El Cordobés agarra una botella de gaseosa cortada. De una conservadora saca hielo y una Coca Cola de dos litros. Pone bastante Coca en la botella y la completa con Fernet. Queda un producto negro con mucha espuma en la parte superior. El Cordobés prende una radio y busca música de cuarteto. Levanta el volumen a todo lo que da. Los marcianos toman del pico y bailan moviendo el cuerpo de modo exagerado, haciéndose los borrachos. Me hacen señas para que vaya a bailar con ellos. Bailo mal pero les doy el gusto para no defraudarlos. Me ofrecen la botella, acepto pese a que el brebaje me parece demasiado amargo. Terminamos haciendo un trencito del que me abro para volver al banco porque me siento mareado. Al rato, consciente de que la tarde está empezando a caer, decido que es hora de partir.

Cuando los marcianos ven que estoy por irme vienen corriendo. Me piden que me quede un rato más. Abro los brazos explicándole que está anocheciendo. Uno de ellos me retiene agarrándome de las piernas.

-Quiere irse con usted- dijo el Cordobés.

Qué problema habría, dije por cumplido pensando en que la frase iba a ser tomada como tal por el Cordobés.

-Buscá tus cosas y te vas con el señor-le indicó al marciano, que fue corriendo a buscar un bolso.

Después de decir eso, el Cordobés llevándome a un costado me dijo por lo bajo que el marciano valía diez mil dólares. Le dije que me parecía un poco caro y que no llevaba tanto dinero encima. En una negociación bastante corta aceptó dármelo a cambio de mi auto. Yo esperaba una despedida llena de congoja entre el marciano y sus compañeros.
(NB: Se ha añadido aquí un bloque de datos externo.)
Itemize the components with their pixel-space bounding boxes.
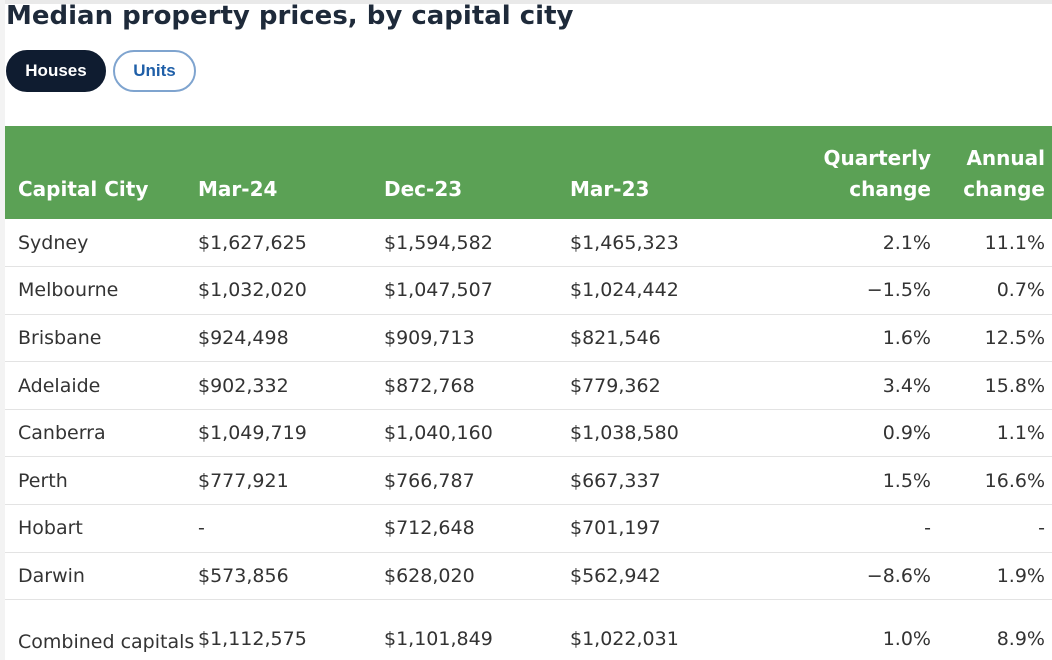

Sin embargo se dieron la mano como si fueran a verse en unas horas y hasta me pareció escuchar alguna frase en su dialecto cordobés.

Javier estaba esperándonos afuera. Se lo notaba impaciente. Cuando se despidieron del Cordobés noté que algo raro ocurría. No sé. En las miradas quizá. Como que había ciertas cosas que les quedaron por arreglar.

Desandamos el camino al atardecer, el marciano no se alejaba ni un metro de mí. Eso me daba ternura.

En la hostería, durante la cena pude ver que el marciano no era tan infantil. Se expresaba con monosílabos, pero no tuvo ningún inconveniente a la hora de elegir el vino de mejor calidad, lo mismo cuando llegó la hora del postre y aun cuando me indicó el billete que debía dejar de propina a la moza. Ya en la habitación se durmió enseguida de acostarse, largando unos ronquidos de hombre adulto. Mientras lo veía descansar como un niño bueno me imaginaba la cara de sorpresa de mis amigos cuando me vieran llegar con un marciano.

A la mañana siguiente tomamos el micro para Buenos Aires. El buen descanso había activado al marciano que se pasó buena parte del viaje pidiendo lo que sea a los demás pasajeros. Era entrador, le caía simpático a la gente que no solo le convidaba comida y gaseosas sino que hasta un reloj le regalaron. Alguien me preguntó si era mi hijo, cuando le dije que era un marciano me miró como si estuviera loco.

Cuando llegamos a Rosario el chofer del micro anunció que teníamos media hora. El marciano dijo que necesitaba ir al baño. Lo acompañé, pero cuando estábamos por entrar me dijo que lo esperara afuera. Comprendí que sentía verguenza. Mientras lo esperaba me puse a ver el tránsito en las calles a través de un ventanal. No llevé la cuenta del tiempo transcurrido, sin embargo habrían pasado cerca de veinte minutos y el marciano no salía. No quería impacientarme. Esperé otro rato y él aún estaba adentro. Temiendo se nos fuera el micro decidí entrar al baño a ver qué le había pasado. No lo encontré por ninguna parte. En el desconcierto lo primero que se me ocurrió es volverme a Córdoba y buscarlo al Cordobés. Salí corriendo para comprar el boleto, pero antes de llegar a la ventanillas entendí que lo único que me quedaba por hacer era volverme a Buenos Aires. Tuve que correr para alcanzar al micro que ya había arrancado.

Llegué al día siguiente. A quienes me preguntaron cómo me había ido les dije de manera escueta que fue una experiencia sensorial única, maravillosa, difícil de explicar. Pero sobre todo, irrepetible.